The Kobertz Lab was recently awarded an Obama BRAIN initiative grant
The Kobertz Lab was recently awarded an Obama BRAIN initiative grant to develop a novel approach to visualize potassium efflux in the brain. Visualizing cellular efflux has been challenging because it’s opposite to the conventional intracellular-centric experimental paradigm that permeates all of cell and neurobiology: “If potassium were so important”, ridicule the neuroscientists, “why do neurons get rid of it during brain activity?”
However, potassium is the brain’s currency: it’s used by neurons to terminate action potentials, glia absorb it and can spritz it on smooth muscle cells to regulate cerebral artery diameter. Dysfunctional potassium activity has been implicated in multiple sclerosis, epilepsy, cortical spreading depression, neurodegenerative disorders, and some forms of neuropathic pain.
Consequently, modulating potassium fluxes in the brain has been proposed as a potential treatment for neurological diseases even though physiological and pathophysiological levels of extracellular potassium cannot be currently imaged. Therefore, we have been developing a general approach to fluorescently visualize cellular efflux (video of proton efflux). The advantage of our technology is that it enables researchers to visualize ion efflux over the entire landscape of a cell, tissue slice, and potentially intact organs in living animals.

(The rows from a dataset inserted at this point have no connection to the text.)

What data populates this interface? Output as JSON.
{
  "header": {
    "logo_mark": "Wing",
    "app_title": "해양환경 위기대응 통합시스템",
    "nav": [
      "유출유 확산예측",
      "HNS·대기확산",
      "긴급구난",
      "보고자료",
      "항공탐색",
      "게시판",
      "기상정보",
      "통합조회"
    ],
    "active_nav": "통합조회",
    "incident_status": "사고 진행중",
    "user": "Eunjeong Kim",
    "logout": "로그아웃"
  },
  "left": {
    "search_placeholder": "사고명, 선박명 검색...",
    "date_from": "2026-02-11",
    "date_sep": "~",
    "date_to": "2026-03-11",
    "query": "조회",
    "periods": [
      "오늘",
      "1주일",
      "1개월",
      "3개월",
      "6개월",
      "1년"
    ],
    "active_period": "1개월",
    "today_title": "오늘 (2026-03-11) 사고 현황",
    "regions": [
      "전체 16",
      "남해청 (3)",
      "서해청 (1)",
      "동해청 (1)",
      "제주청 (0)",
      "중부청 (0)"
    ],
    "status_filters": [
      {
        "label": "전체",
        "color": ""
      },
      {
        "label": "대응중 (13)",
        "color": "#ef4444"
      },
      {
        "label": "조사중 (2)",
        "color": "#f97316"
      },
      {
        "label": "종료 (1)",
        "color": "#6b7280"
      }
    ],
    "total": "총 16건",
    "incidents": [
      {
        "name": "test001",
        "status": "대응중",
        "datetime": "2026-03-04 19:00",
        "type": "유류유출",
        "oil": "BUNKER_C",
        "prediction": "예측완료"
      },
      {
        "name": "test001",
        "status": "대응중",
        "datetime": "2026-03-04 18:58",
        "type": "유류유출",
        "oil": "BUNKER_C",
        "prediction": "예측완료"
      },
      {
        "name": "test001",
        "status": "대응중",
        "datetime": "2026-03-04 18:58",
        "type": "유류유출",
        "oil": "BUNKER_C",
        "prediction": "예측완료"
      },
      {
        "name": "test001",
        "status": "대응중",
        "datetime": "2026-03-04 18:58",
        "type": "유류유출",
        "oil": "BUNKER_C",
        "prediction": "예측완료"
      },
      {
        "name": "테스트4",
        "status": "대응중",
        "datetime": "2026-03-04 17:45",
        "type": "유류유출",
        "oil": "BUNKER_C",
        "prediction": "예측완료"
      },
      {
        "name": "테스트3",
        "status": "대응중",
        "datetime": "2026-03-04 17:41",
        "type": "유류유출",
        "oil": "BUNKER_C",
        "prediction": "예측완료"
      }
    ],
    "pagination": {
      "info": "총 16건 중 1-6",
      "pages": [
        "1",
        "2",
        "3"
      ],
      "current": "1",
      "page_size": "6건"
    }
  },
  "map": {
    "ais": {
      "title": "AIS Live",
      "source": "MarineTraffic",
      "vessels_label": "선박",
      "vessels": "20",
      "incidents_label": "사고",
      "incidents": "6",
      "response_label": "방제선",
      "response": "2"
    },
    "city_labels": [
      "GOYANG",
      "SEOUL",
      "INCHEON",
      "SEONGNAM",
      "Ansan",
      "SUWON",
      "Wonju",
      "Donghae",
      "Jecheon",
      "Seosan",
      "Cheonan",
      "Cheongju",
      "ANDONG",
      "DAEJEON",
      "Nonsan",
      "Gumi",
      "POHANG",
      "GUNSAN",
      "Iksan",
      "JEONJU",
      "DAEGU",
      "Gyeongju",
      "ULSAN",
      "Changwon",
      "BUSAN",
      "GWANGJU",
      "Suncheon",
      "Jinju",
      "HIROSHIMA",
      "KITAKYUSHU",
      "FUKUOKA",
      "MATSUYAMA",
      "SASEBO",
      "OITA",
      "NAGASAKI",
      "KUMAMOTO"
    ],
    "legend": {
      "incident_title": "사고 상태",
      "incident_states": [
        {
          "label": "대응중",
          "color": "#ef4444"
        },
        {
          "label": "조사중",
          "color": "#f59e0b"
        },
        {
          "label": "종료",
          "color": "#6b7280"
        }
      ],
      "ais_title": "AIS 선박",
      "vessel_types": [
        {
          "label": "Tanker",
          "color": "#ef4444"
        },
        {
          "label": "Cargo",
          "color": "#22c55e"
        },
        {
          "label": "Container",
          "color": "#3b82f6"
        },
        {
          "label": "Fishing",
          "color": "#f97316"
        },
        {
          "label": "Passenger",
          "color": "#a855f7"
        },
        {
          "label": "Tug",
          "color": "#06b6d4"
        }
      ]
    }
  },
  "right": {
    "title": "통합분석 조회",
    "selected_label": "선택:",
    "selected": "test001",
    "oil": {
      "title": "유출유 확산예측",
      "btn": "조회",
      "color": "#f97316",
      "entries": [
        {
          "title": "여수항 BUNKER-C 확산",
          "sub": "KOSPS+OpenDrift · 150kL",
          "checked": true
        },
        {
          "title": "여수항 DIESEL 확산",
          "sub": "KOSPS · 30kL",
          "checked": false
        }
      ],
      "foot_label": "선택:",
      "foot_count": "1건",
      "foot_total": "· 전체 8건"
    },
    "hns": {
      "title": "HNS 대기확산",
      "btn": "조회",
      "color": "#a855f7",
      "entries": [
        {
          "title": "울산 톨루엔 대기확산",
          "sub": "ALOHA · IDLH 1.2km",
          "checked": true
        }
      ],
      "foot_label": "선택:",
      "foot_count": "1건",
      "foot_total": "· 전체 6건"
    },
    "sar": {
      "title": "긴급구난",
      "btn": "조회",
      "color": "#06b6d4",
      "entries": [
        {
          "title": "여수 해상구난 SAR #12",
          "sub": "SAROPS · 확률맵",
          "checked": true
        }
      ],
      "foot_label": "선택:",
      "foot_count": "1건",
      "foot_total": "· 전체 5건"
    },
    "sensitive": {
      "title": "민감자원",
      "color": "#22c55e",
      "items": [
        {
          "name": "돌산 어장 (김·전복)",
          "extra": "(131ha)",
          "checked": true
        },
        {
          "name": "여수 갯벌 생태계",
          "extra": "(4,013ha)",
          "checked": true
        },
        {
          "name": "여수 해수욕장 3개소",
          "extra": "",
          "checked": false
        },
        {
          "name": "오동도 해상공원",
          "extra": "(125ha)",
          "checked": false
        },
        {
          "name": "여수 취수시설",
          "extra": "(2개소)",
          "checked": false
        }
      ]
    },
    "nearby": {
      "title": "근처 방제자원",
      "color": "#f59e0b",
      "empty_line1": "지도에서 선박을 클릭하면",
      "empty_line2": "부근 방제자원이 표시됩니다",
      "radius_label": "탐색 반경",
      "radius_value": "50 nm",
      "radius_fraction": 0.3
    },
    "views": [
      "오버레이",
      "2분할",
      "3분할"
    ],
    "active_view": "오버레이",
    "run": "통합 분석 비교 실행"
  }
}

For the BRAIN initiative award, the organic chemists in the lab have already synthesized the first near-IR fluorescent sensor for potassium, which will enable future in vivo imaging of potassium because there is less background noise and better tissue penetration with longer wavelengths of light that are beyond the visible spectrum. The goal over the next two years is to specifically attach near-IR fluorescent potassium sensors to the surfaces of different cells and watch potassium fly! It’s going to be pretty exciting in the lab – and for someone who has studied the ugly cation for over 15 years – it’s going to be fun to make movies of potassium as it leaves the cell and matures into a swan.